Un syndicat a donc besoin d’être en symbiose avec un parti. La perte de repères politiques dans le parti se traduit donc par une perte de repères politiques dans le syndicat. La rupture entre le Parti et la CGT a conduit à une situation ubuesque où le Parti et la CGT, étant indépendants l’un de l’autre, se font concurrence : sur toutes les questions, il peut y avoir des revendications CGT qui entrent en concurrence avec les revendications du Parti. Cette mise en concurrence, cristallisée avec le Front de Gauche, a été très nette lors de la manifestation du 6 Mai 2013, qui, à quelques jours du premier mai, a été une négation de ce dernier. Le Parti cesse de s’investir dans le premier Mai et choisit le Front de Gauche et ses mots d’ordre « contre l’austérité » déconnectés du monde du travail.

On est dans une situation où le Parti a renoncé à structurer une vision politique de classe et donc se coupe petit à petit de ceux qu’il est censé défendre, car la colonne vertébrale d’un mouvement révolutionnaire, ce sont certes les quartiers populaires, mais aussi et surtout l’entreprise, le lieu de l’exploitation, où il y a un adversaire de classe identifiable. Quand on déplace les questions sur le terrain politique en se demandant si le PS vaut mieux que la droite, on s’éloigne de l’essentiel : on parle de l’austérité au lieu de la création de la plus-value.
Le Parti devrait revenir à des questions comme l’exploitation et penser des sujets comme Alstom autrement qu’en termes de solidarité : engager une analyse globale de la mondialisation, donc de l’impérialisme et des monopoles. Il verrait alors que l’Europe est à combattre, parce qu’elle s’oppose à la socialisation des moyens de production, indispensable pour résister aux monopoles et à l’émancipation des peuples. Le Parti devrait donc se réapproprier son héritage fondamental : Le Manifeste du Parti Communiste de Marx, Que faire ? De Lénine et L’Impérialisme, stade suprême du capitalisme. A cela j’ajouterai, qu’au sein du syndicat, le rôle du militant communiste, c’est de favoriser l’éveil de la conscience de classe, en revenant par exemple à Salaire, prix, profits de Marx. La lutte des Fralib n’aurait jamais eu lieu sans un syndicat de classe.

Y a-t-il, selon toi, des raisons d’espérer ?

Une raison d’espérer, c’est paradoxalement que la conscience de classe accompagne une détérioration des conditions d’existence : les jeunes ingénieurs, avec leurs salaires, ne peuvent plus accéder à la propriété de leur résidence principale et encore moins d’un pavillon, ce que ma génération pouvait espérer, avec seulement son salaire et sans apport.
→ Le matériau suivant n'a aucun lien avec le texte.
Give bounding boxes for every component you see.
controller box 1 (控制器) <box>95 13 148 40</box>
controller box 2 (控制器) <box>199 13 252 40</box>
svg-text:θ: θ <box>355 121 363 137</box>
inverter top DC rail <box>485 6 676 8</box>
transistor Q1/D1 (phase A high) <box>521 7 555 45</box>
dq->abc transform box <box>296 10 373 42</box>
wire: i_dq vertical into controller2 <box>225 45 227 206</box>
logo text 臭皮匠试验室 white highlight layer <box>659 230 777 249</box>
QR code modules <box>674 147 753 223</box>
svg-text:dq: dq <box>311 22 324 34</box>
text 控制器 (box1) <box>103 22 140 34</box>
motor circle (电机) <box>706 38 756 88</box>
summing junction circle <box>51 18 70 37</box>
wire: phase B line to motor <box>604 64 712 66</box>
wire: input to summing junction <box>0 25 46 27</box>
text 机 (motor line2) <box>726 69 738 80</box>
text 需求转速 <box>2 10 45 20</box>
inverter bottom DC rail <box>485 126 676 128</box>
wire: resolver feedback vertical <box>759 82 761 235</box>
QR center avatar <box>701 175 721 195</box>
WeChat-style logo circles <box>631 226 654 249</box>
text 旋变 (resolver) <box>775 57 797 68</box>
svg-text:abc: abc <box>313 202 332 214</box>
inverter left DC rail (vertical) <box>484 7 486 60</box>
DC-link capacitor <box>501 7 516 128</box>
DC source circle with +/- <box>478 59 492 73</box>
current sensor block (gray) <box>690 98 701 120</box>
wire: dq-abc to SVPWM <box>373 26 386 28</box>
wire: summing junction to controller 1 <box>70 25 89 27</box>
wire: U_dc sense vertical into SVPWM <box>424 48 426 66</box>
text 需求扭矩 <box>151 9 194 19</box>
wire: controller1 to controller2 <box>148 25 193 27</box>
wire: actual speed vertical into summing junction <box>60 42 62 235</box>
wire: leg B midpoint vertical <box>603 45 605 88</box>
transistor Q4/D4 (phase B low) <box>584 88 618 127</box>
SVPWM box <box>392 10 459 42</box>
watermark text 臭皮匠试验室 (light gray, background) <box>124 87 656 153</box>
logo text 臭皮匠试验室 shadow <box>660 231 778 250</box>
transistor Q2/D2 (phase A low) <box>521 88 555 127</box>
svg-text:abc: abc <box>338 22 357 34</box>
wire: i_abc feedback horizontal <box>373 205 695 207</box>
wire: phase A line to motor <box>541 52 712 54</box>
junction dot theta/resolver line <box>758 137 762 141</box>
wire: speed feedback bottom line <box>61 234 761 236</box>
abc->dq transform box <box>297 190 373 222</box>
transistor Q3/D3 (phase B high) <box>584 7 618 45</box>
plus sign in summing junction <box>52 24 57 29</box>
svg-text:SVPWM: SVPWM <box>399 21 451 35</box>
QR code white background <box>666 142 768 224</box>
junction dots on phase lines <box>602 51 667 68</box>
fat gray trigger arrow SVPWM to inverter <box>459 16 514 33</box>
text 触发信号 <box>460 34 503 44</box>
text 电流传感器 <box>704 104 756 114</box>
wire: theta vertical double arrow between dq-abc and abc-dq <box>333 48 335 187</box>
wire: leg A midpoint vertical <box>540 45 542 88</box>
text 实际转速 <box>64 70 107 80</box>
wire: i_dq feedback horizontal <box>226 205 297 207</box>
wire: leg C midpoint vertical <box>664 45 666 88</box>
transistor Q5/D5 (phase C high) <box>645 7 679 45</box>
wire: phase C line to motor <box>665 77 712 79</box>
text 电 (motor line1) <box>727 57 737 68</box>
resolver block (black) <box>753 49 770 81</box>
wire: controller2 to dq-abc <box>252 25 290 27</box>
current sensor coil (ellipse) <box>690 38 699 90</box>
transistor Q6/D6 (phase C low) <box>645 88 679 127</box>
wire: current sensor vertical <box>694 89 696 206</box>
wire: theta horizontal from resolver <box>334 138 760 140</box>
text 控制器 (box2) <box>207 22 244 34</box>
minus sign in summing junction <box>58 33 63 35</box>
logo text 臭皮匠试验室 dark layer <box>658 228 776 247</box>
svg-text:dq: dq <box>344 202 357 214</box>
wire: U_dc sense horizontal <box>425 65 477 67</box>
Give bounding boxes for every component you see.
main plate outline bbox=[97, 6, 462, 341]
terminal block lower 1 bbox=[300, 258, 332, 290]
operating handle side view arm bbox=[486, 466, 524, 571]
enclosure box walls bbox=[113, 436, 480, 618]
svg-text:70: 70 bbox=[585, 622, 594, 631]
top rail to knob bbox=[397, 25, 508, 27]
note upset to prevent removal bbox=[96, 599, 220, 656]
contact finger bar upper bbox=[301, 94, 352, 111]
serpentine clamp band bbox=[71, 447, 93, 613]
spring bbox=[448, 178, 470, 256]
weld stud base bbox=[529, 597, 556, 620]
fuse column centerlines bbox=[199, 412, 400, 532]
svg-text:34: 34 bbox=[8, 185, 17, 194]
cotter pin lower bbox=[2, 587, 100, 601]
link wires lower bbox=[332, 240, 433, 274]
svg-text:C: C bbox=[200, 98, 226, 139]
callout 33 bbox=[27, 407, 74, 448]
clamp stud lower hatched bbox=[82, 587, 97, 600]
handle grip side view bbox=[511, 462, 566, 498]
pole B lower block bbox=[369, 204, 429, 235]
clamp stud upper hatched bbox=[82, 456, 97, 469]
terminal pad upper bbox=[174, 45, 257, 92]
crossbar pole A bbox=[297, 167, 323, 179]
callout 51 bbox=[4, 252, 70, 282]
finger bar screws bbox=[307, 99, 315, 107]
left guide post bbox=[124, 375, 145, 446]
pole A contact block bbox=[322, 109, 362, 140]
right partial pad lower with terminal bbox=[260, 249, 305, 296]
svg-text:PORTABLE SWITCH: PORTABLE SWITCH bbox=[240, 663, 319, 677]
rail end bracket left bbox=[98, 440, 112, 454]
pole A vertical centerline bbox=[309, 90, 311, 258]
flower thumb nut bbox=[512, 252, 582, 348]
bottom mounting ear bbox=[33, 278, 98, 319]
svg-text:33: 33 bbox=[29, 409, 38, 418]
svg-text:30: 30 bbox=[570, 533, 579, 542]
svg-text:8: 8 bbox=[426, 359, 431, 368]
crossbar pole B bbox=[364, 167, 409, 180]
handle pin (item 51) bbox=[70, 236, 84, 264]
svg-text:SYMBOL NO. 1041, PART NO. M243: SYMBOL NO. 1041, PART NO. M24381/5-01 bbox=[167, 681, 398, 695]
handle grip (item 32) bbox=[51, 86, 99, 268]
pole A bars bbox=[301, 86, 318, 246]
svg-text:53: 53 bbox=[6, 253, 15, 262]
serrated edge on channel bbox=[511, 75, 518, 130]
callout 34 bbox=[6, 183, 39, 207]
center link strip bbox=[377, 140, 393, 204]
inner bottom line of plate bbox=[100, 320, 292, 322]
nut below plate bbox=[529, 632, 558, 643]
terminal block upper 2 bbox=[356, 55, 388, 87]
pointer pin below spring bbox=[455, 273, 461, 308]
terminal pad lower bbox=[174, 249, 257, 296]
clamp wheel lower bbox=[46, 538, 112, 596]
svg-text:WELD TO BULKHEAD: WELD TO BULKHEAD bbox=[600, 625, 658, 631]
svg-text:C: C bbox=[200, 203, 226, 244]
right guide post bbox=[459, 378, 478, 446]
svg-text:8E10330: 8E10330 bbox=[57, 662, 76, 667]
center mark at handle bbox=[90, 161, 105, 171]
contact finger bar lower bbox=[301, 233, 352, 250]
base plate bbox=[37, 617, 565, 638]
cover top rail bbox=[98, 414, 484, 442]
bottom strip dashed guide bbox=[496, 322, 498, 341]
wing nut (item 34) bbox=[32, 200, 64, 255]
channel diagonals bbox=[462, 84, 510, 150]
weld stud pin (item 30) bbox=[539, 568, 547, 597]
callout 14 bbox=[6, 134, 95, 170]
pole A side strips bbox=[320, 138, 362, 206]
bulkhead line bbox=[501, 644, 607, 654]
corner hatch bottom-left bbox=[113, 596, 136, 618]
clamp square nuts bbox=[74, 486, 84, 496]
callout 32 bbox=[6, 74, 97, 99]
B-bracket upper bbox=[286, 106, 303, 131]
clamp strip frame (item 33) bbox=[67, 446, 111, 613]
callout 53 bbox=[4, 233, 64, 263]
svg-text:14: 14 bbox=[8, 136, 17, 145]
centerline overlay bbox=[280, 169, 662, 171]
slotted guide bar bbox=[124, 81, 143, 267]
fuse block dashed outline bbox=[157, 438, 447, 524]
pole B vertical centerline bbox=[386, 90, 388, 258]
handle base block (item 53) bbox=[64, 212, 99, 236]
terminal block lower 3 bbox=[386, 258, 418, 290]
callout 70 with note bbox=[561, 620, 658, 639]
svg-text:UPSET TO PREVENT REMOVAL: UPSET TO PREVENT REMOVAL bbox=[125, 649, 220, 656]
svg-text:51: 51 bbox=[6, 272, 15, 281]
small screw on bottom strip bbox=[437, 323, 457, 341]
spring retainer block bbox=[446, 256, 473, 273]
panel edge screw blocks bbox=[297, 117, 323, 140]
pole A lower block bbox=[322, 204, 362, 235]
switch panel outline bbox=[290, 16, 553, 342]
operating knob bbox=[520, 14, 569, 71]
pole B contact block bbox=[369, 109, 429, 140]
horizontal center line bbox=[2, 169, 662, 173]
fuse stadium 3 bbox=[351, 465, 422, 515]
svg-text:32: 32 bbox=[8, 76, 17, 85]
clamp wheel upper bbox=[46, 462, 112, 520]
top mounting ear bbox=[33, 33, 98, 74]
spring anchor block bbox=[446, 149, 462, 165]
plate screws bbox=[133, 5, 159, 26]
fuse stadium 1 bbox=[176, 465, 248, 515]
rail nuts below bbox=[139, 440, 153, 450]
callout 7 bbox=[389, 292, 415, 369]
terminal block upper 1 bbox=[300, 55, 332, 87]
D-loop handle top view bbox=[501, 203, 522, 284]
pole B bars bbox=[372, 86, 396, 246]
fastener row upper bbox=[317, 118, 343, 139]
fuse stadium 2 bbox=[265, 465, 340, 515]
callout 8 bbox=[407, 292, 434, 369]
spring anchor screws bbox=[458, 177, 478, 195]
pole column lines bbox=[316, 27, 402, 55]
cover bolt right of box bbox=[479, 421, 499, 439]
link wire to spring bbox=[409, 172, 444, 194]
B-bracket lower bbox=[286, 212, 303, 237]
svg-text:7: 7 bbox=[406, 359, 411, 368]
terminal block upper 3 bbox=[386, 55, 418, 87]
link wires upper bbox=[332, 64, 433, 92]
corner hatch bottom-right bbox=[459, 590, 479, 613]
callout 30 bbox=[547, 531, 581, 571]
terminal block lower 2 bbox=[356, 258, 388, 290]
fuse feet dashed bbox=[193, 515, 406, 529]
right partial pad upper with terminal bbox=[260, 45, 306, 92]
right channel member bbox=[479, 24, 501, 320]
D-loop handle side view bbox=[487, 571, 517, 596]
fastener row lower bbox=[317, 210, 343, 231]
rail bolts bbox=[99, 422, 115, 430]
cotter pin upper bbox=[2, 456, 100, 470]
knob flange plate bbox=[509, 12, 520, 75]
Les conditions de déplacement des jeunes d’Alstom qui partent à l’étranger sont devenues très difficiles, avec la remise en cause des indemnités d’éloignement : ils ne peuvent plus partir se constituer un capital pour revenir dans de meilleures conditions. Les augmentations récentes, entre 0% et 1%, ne laissent pas envisager un déroulement de carrière avantageux. Les jeunes ont plus de raison de développer une conscience de classe que des collègues quinquagénaires, possédant un pavillon et pouvant, même en étant dessinateur industriel voire ouvrier, offrir des études supérieures à leurs enfants.